P.T. di fatto non è un gioco vero e proprio, ma un teaser giocabile di un capolavoro annunciato, e purtroppo mai arrivato. P.T. sta proprio per playable teaser. Pare che ormai il progetto Silent Hill sia definitivamente naufragato, nel dispiacere di un pubblico che aveva trovato in P.T. uno dei migliori survival horror di sempre. La complessità degli enigmi passa in secondo piano rispetto alla genialità dell’idea registica dietro quest’anteprima dell’horror che avrebbe visto Guillermo Del Toro sulla director’s chair.
La chiusura dell’era Konami di Kojima, suo publisher storico, avvenne però con il quinto capitolo della saga di Metal Gear Solid, anch’esso anticipato da un preludio, Ground Zeroes.
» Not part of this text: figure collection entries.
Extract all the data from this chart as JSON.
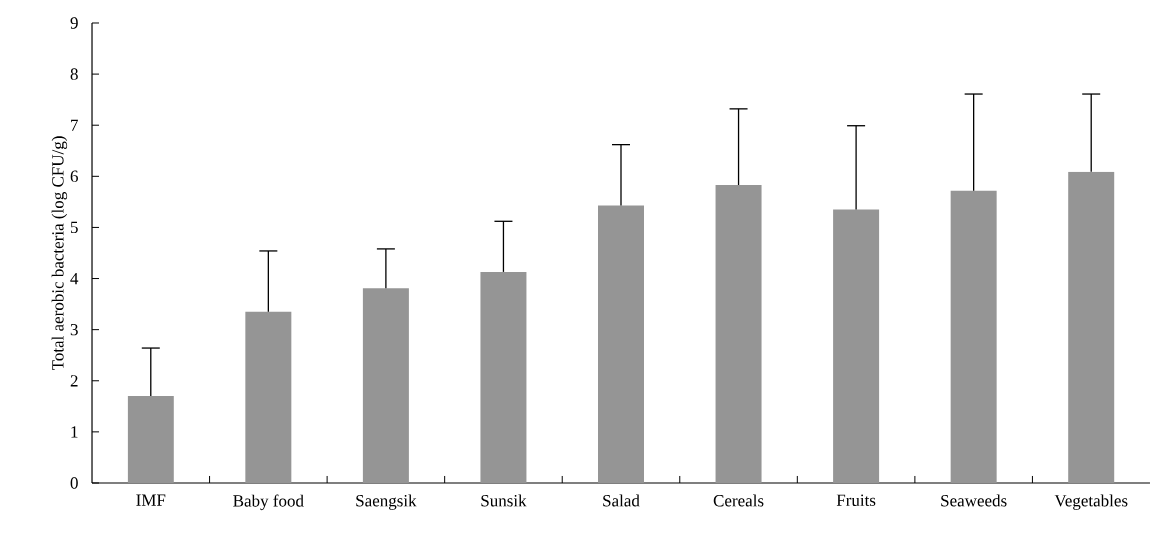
{
  "chart_data": {
    "type": "bar",
    "ylabel": "Total aerobic bacteria (log CFU/g)",
    "categories": [
      "IMF",
      "Baby food",
      "Saengsik",
      "Sunsik",
      "Salad",
      "Cereals",
      "Fruits",
      "Seaweeds",
      "Vegetables"
    ],
    "values": [
      1.7,
      3.35,
      3.81,
      4.13,
      5.43,
      5.83,
      5.35,
      5.72,
      6.09
    ],
    "errors": [
      0.94,
      1.19,
      0.77,
      0.99,
      1.19,
      1.49,
      1.64,
      1.89,
      1.52
    ],
    "color": "#959595",
    "ylim": [
      0,
      9
    ],
    "yticks": [
      0,
      1,
      2,
      3,
      4,
      5,
      6,
      7,
      8,
      9
    ],
    "grid": false
  }
}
Piegare la formula del capolavoro stealth ad un’architettura open world è stata l’ennesima conferma dell’impellente necessità di sperimentazione che anima l’opera di Kojima. Il risultato è uno dei migliori giochi della generazione, al netto di un’ambizione sfrenata che tende ad allontanare il grande pubblico.
Death Stranding è la summa dell’arte di Kojima
Era forse necessario svincolarsi da Konami per far sì che quell’ambizione non avesse davvero alcun freno. Con Death Stranding Kojima ha distrutto qualsiasi paradigma del genere action e del genere stealth, che ha contribuito a sua volta a definire e far emergere. L’avventura di Sam Porter Bridges, ambientata in un mondo la cui qualità visiva lascia senza fiato, costringerà il giocatore a ridefinire i propri preconcetti riguardo il gioco e l’esperienza videoludica. Ciò che è missione secondaria nella maggioranza dei titoli con cui Death Stranding si confronta, in quest’ultimo è la main quest: consegnare pacchi.
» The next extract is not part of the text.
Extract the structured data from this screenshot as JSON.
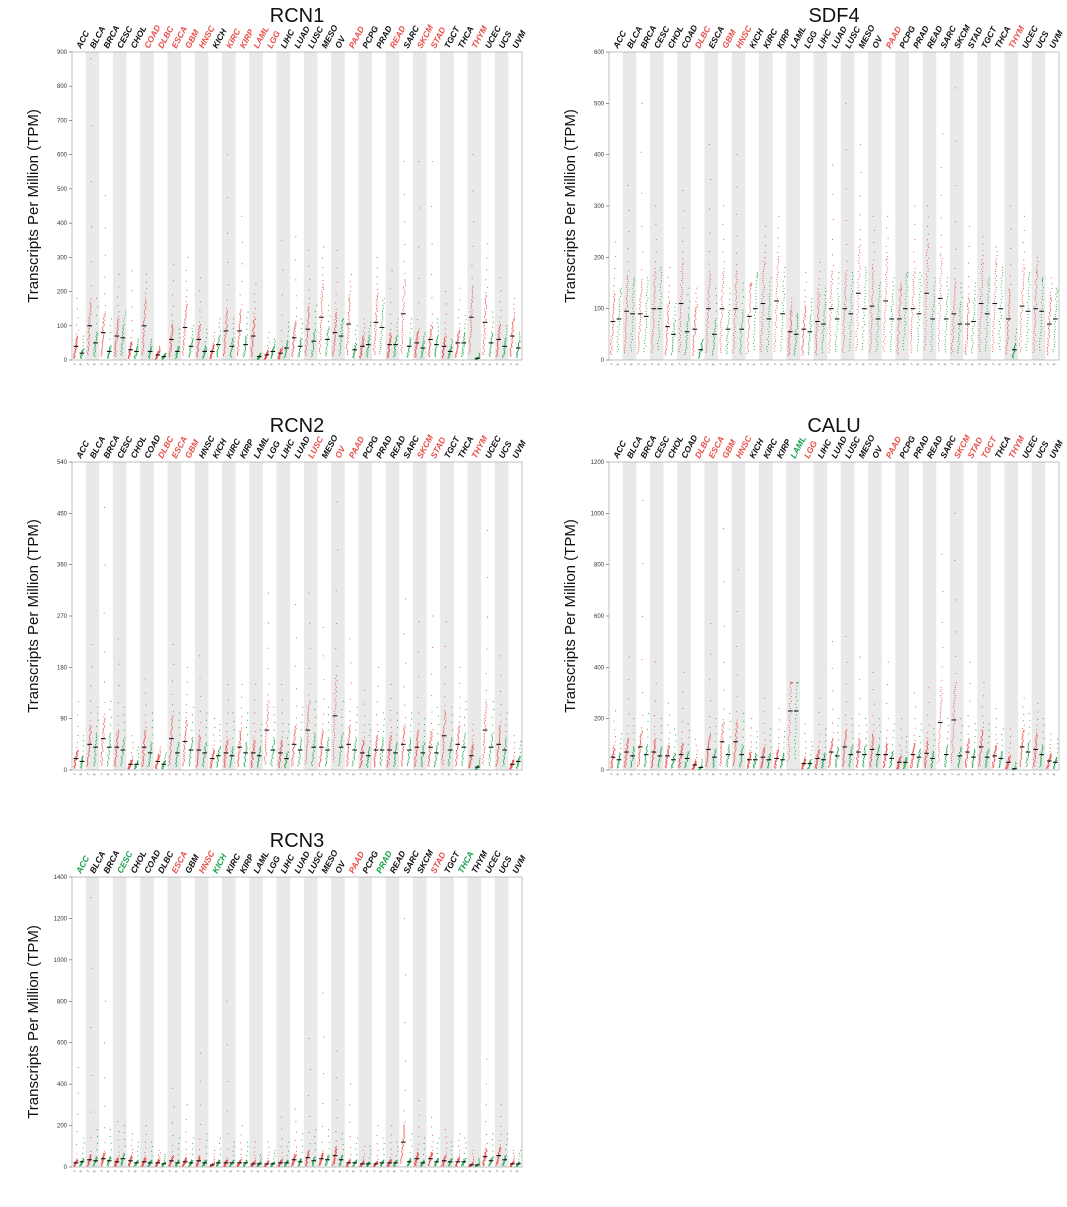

Ma dietro ciò si cela l’essenza di un gioco che può essere davvero considerato la summa di un genio visionario. Il concetto di homo ludens, che trasforma la realtà attraverso il gioco, viene portato alle estreme conseguenze in Death Stranding. Attraverso la sua attività di corriere, il giocatore si troverà a ricollegare un mondo fatto di piccoli micro-universi tutti scollegati tra loro, collaborando con persone di tutto il mondo in una formula di multiplayer asincrono veramente inedita.
E come ogni grande genio, è stato capace di guardare più in là dell’orizzonte degli eventi. Molti hanno ironicamente riconosciuto come Death Stranding abbia anticipato i complessi sconvolgimenti dell’epoca che stiamo vivendo, segnata dall’incertezza e dalla paura verso chi ci è di fronte. La collaborazione tra gli uomini, tema cardine di Death Stranding così come nella minaccia nucleare di The Phantom Pain, è il messaggio che Kojima lancia ad un’umanità sempre più divisa. Un uomo che, in fondo, questo mondo forse vuole salvarlo attraverso il gioco.